Last Updated: January 6, 2022

Equa Global Asks: When To Issue a Warrant?

The last blog discussed what a warrant is and how it compares to stock options. If you have not had a chance to read Warrants vs. Stock Options by Equa and have questions about what a warrant is, check it out. In summary, warrants are usually issued to third parties and at lower prices than stock options.

Obtaining a bank loan:

Banks sometimes ask for a warrant from a company when entering a loan agreement. When a bank is issued a warrant, they often time lower interest rates or change the payment term of the loan (which can be helpful for the company obtaining the loan). This is because they are being assured of future equity in the company by obtaining warrants.

Early Fundraising:

For a starting business, early funding means finding investors. Warrants can satisfy investors when they ask for an ownership percentage. As an incentive for an investor to invest more, a compromise of issuing more warrants can be used.

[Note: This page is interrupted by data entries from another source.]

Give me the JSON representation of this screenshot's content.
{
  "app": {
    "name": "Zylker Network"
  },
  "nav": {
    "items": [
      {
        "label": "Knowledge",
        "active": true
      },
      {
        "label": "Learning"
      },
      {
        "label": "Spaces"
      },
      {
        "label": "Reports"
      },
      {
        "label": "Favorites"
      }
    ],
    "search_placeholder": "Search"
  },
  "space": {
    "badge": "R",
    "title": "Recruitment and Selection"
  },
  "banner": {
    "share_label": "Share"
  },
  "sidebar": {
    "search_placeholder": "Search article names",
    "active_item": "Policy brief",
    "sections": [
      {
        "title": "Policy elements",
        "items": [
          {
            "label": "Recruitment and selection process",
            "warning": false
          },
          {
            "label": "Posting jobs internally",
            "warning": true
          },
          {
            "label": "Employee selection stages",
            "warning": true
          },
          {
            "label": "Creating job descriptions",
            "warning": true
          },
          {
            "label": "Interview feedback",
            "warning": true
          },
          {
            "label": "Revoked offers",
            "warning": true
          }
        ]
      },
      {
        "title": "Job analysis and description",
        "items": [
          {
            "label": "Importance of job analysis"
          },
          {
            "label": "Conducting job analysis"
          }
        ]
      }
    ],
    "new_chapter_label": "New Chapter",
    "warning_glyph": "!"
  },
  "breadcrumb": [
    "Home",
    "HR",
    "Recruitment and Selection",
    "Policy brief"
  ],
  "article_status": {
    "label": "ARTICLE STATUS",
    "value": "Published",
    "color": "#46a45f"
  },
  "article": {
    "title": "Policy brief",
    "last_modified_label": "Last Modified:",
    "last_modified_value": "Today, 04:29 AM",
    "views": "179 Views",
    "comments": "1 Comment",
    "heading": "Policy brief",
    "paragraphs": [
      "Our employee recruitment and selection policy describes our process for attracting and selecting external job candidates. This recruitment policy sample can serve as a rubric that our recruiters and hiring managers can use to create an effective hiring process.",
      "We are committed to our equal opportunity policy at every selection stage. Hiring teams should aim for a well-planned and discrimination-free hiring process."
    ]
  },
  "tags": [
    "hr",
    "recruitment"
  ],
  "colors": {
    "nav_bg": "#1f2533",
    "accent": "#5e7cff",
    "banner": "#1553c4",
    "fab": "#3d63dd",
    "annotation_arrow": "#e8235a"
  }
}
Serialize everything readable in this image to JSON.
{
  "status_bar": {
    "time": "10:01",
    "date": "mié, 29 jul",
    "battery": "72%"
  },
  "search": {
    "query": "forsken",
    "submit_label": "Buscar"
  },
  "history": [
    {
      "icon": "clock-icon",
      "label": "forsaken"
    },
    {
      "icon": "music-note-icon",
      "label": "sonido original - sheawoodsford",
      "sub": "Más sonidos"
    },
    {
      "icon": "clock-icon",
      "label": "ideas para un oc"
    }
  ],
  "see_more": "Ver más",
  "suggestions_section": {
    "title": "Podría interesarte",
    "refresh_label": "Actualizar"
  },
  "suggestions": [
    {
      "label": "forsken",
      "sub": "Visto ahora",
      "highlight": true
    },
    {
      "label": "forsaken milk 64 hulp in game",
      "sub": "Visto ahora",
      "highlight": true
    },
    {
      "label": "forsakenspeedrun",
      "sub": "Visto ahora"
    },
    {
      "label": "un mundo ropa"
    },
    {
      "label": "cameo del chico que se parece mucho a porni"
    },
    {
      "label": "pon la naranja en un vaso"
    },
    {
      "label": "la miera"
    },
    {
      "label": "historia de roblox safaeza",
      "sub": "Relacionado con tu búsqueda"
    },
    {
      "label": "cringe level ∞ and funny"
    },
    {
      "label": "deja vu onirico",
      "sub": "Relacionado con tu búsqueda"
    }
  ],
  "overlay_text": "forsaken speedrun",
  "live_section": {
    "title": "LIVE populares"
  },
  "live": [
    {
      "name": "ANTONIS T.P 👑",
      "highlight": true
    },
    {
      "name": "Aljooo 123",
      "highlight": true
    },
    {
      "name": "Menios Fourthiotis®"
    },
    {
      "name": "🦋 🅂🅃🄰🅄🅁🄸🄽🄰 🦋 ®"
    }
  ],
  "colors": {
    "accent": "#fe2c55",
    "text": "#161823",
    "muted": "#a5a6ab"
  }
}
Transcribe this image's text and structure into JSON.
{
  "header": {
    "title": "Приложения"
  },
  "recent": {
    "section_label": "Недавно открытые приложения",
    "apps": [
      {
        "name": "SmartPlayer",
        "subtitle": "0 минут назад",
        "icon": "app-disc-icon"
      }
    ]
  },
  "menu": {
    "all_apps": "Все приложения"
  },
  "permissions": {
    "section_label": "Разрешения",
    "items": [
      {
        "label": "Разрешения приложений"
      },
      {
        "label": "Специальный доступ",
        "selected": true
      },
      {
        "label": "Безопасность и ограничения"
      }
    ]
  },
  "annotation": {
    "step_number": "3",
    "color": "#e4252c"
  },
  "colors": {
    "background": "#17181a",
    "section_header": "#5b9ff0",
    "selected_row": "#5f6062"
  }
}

Reward or Incentivize Partners:

Partnership agreements can be crucial to the success of a business and it is important to build strong relationships with partners. Warrants can be used to incentivize partners to prioritize projects or to strengthen relationships. When making deals, issuing a warrant can be used to strengthen company offers as well. In summary, any business interaction between a partner or third party and a company can be manipulated using a warrant.

Warrants are useful when acquiring equity from a bank or investors and in partnerships. When issuing a warrant it is important they are structured correctly. Key factors are stock type, exercise price, term, and vesting. When a company issues warrants to any party and it is not structured properly, it can lead to bad partnerships or losing equity.